OAuth 2.0 Authorization Server - SSO

This page describes Ubisecure SSO support for the OAuth 2.0 authorization framework.
OAuth 2.0 messages involve credentials and access tokens that allow the bearer to retrieve protected resources. Use Transport Layer Security (TLS) to protect sensitive messages.

About OAuth 2.0 Support

OAuth 2.0 Authorization Framework (IETF, RFC 6749) enables a resource owner to grant a client application access to the owner's service.
Ubisecure SSO can function as an OAuth 2.0 Authorization Server. In this role, Ubisecure SSO authenticates resource owners and obtains their authorization in order to return access tokens to clients.
When using SSO as an OAuth 2.0 Authorization Server, you can register clients in the Ubisecure SSO Management Interface

OAuth 2.0 Authorization in WebSSO Use cases

Ubisecure SSO can function as an OAuth 2.0 Authorization Server to provide a WebSSO user experience for users accessing e-services using a Web browser. In such setups, the browser acts as the OAuth 2.0 Client.

The sequence diagram of the OAuth 2.0 Authorization in WebSSO Use cases is described in the page OAuth 2.0 API - SSO, - Authorization code grant and Web Single Sign-On.

OAuth 2.0 Authorization in Mobile Use cases

Ubisecure SSO can function as an OAuth 2.0 Authorization Server to provide Mobile users a secure access to e-services using a native mobile application, such as Google Android Apps, iOS apps on iPhones or Windows Mobile Apps. In such setups, the native mobile application acts as the OAuth 2.0 Client.
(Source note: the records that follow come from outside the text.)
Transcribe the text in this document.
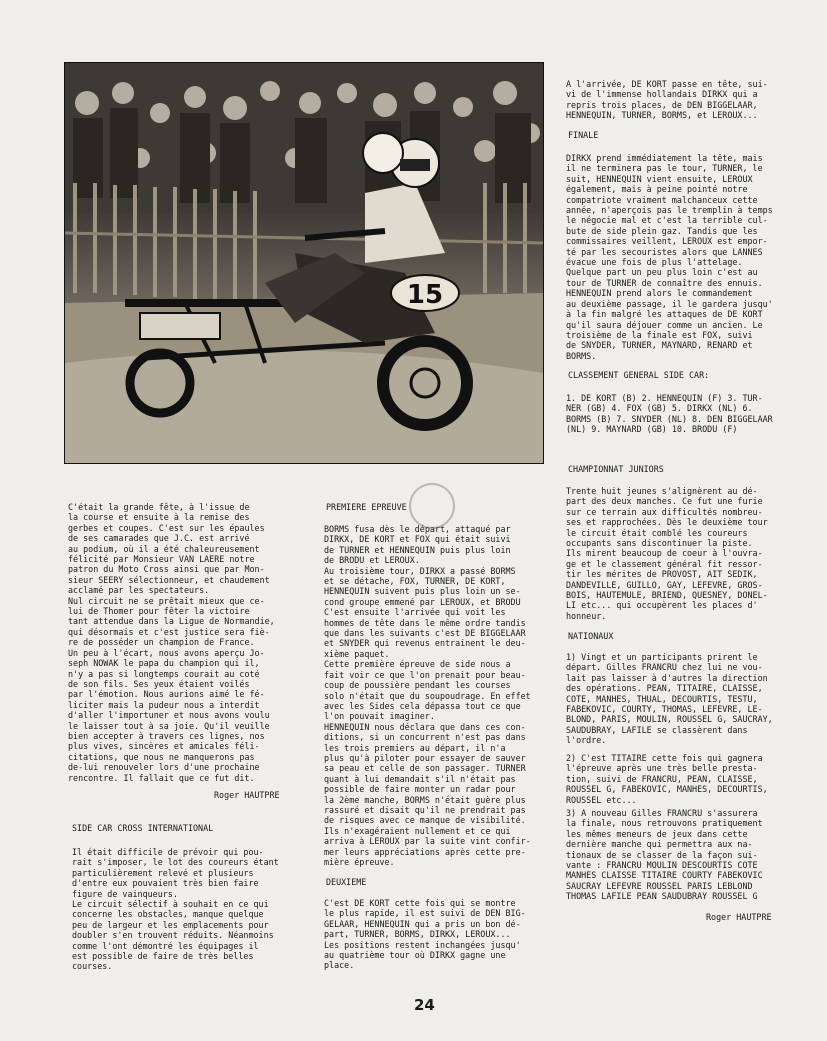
15
C'était la grande fête, à l'issue de
la course et ensuite à la remise des
gerbes et coupes. C'est sur les épaules
de ses camarades que J.C. est arrivé
au podium, où il a été chaleureusement
félicité par Monsieur VAN LAERE notre
patron du Moto Cross ainsi que par Mon-
sieur SEERY sélectionneur, et chaudement
acclamé par les spectateurs.
Nul circuit ne se prêtait mieux que ce-
lui de Thomer pour fêter la victoire
tant attendue dans la Ligue de Normandie,
qui désormais et c'est justice sera fiè-
re de posséder un champion de France.
Un peu à l'écart, nous avons aperçu Jo-
seph NOWAK le papa du champion qui il,
n'y a pas si longtemps courait au coté
de son fils. Ses yeux étaient voilés
par l'émotion. Nous aurions aimé le fé-
liciter mais la pudeur nous a interdit
d'aller l'importuner et nous avons voulu
le laisser tout à sa joie. Qu'il veuille
bien accepter à travers ces lignes, nos
plus vives, sincères et amicales féli-
citations, que nous ne manquerons pas
de-lui renouveler lors d'une prochaine
rencontre. Il fallait que ce fut dit.
Roger HAUTPRE
SIDE CAR CROSS INTERNATIONAL
Il était difficile de prévoir qui pou-
rait s'imposer, le lot des coureurs étant
particulièrement relevé et plusieurs
d'entre eux pouvaient très bien faire
figure de vainqueurs.
Le circuit sélectif à souhait en ce qui
concerne les obstacles, manque quelque
peu de largeur et les emplacements pour
doubler s'en trouvent réduits. Néanmoins
comme l'ont démontré les équipages il
est possible de faire de très belles
courses.
PREMIERE EPREUVE
BORMS fusa dès le départ, attaqué par
DIRKX, DE KORT et FOX qui était suivi
de TURNER et HENNEQUIN puis plus loin
de BRODU et LEROUX.
Au troisième tour, DIRKX a passé BORMS
et se détache, FOX, TURNER, DE KORT,
HENNEQUIN suivent puis plus loin un se-
cond groupe emmené par LEROUX, et BRODU
C'est ensuite l'arrivée qui voit les
hommes de tête dans le même ordre tandis
que dans les suivants c'est DE BIGGELAAR
et SNYDER qui revenus entrainent le deu-
xième paquet.
Cette première épreuve de side nous a
fait voir ce que l'on prenait pour beau-
coup de poussière pendant les courses
solo n'était que du soupoudrage. En effet
avec les Sides cela dépassa tout ce que
l'on pouvait imaginer.
HENNEQUIN nous déclara que dans ces con-
ditions, si un concurrent n'est pas dans
les trois premiers au départ, il n'a
plus qu'à piloter pour essayer de sauver
sa peau et celle de son passager. TURNER
quant à lui demandait s'il n'était pas
possible de faire monter un radar pour
la 2ème manche, BORMS n'était guère plus
rassuré et disait qu'il ne prendrait pas
de risques avec ce manque de visibilité.
Ils n'exagéraient nullement et ce qui
arriva à LEROUX par la suite vint confir-
mer leurs appréciations après cette pre-
mière épreuve.
DEUXIEME
C'est DE KORT cette fois qui se montre
le plus rapide, il est suivi de DEN BIG-
GELAAR, HENNEQUIN qui a pris un bon dé-
part, TURNER, BORMS, DIRKX, LEROUX...
Les positions restent inchangées jusqu'
au quatrième tour où DIRKX gagne une
place.
A l'arrivée, DE KORT passe en tête, sui-
vi de l'immense hollandais DIRKX qui a
repris trois places, de DEN BIGGELAAR,
HENNEQUIN, TURNER, BORMS, et LEROUX...
FINALE
DIRKX prend immédiatement la tête, mais
il ne terminera pas le tour, TURNER, le
suit, HENNEQUIN vient ensuite, LEROUX
également, mais à peine pointé notre
compatriote vraiment malchanceux cette
année, n'aperçois pas le tremplin à temps
le négocie mal et c'est la terrible cul-
bute de side plein gaz. Tandis que les
commissaires veillent, LEROUX est empor-
té par les secouristes alors que LANNES
évacue une fois de plus l'attelage.
Quelque part un peu plus loin c'est au
tour de TURNER de connaître des ennuis.
HENNEQUIN prend alors le commandement
au deuxième passage, il le gardera jusqu'
à la fin malgré les attaques de DE KORT
qu'il saura déjouer comme un ancien. Le
troisième de la finale est FOX, suivi
de SNYDER, TURNER, MAYNARD, RENARD et
BORMS.
CLASSEMENT GENERAL SIDE CAR:
1. DE KORT (B) 2. HENNEQUIN (F) 3. TUR-
NER (GB) 4. FOX (GB) 5. DIRKX (NL) 6.
BORMS (B) 7. SNYDER (NL) 8. DEN BIGGELAAR
(NL) 9. MAYNARD (GB) 10. BRODU (F)
CHAMPIONNAT JUNIORS
Trente huit jeunes s'alignèrent au dé-
part des deux manches. Ce fut une furie
sur ce terrain aux difficultés nombreu-
ses et rapprochées. Dès le deuxième tour
le circuit était comblé les coureurs
occupants sans discontinuer la piste.
Ils mirent beaucoup de coeur à l'ouvra-
ge et le classement général fit ressor-
tir les mérites de PROVOST, AIT SEDIK,
DANDEVILLE, GUILLO, GAY, LEFEVRE, GROS-
BOIS, HAUTEMULE, BRIEND, QUESNEY, DONEL-
LI etc... qui occupèrent les places d'
honneur.
NATIONAUX
1) Vingt et un participants prirent le
départ. Gilles FRANCRU chez lui ne vou-
lait pas laisser à d'autres la direction
des opérations. PEAN, TITAIRE, CLAISSE,
COTE, MANHES, THUAL, DECOURTIS, TESTU,
FABEKOVIC, COURTY, THOMAS, LEFEVRE, LE-
BLOND, PARIS, MOULIN, ROUSSEL G, SAUCRAY,
SAUDUBRAY, LAFILE se classèrent dans
l'ordre.
2) C'est TITAIRE cette fois qui gagnera
l'épreuve après une très belle presta-
tion, suivi de FRANCRU, PEAN, CLAISSE,
ROUSSEL G, FABEKOVIC, MANHES, DECOURTIS,
ROUSSEL etc...
3) A nouveau Gilles FRANCRU s'assurera
la finale, nous retrouvons pratiquement
les mêmes meneurs de jeux dans cette
dernière manche qui permettra aux na-
tionaux de se classer de la façon sui-
vante : FRANCRU MOULIN DESCOURTIS COTE
MANHES CLAISSE TITAIRE COURTY FABEKOVIC
SAUCRAY LEFEVRE ROUSSEL PARIS LEBLOND
THOMAS LAFILE PEAN SAUDUBRAY ROUSSEL G
Roger HAUTPRE
24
In a typical mobile use case example a user (resource owner) grants access to a mobile bank application (OAuth 2.0 Client) to access bank account information in the bank's e-banking server (OAuth 2.0 Resource Server).

The following flow diagram indicates the primary roles Ubisecure SSO can have in a OAuth 2.0 protocol mobile use case flow.

The exact sequence diagram of the OAuth 2.0 Authorization in Mobile Use cases is described in Authorization code grant and native applications - SSO.

OAuth 2.0 Authorization of Enterprise Account Users in API Security Use cases

Many e-services and content providers have information and data content which they want to offer their customers and partners through a secure API, to enable easy and secure consumption and aggregation of that data content into various 3^rd party e-services and applications and based on contractual relationships.

In such setups, the portal or e-service of the Enterprise Account Customer acts as the OAuth 2.0 Client, whereas the content provider e-service API is the OAuth 2.0 Resource Server.

In this use case the Enterprise Account Customers are authorized based on the System Account contractually issued to them, based on the business relationship between the Content Provider and the Enterprise Customer.

The sequence diagram of the OAuth 2.0 Authorization of Enterprise Account Users in API Security Use cases is described in page Password grant - SSO.

OAuth 2.0 Authorization of Individual Users in API Security Use cases

In many Internet use cases, some of the data to be presented to n authorized user resides in a backend-server, often provided by a 3^rd party. In these use cases data must be looked up from behind a backend API and the backend serve r and its content is accessed On Behalf of the Authorized User. This setup sometimes referred to as a three-legged OAuth 2.0 use case.

In such setups, the portal or e-service has a dual role: First, it acts as the OAuth 2.0 Resource Server for the OAuth 2.0 Client. Secondly, it also acts as a OAuth 2.0 Client whereas the backend content provider e-service API is the OAuth 2.0 Resource Server.

The sequence diagram of the OAuth 2.0 Authorization of Individual Users in API Security Use cases is described in page Password grant - SSO.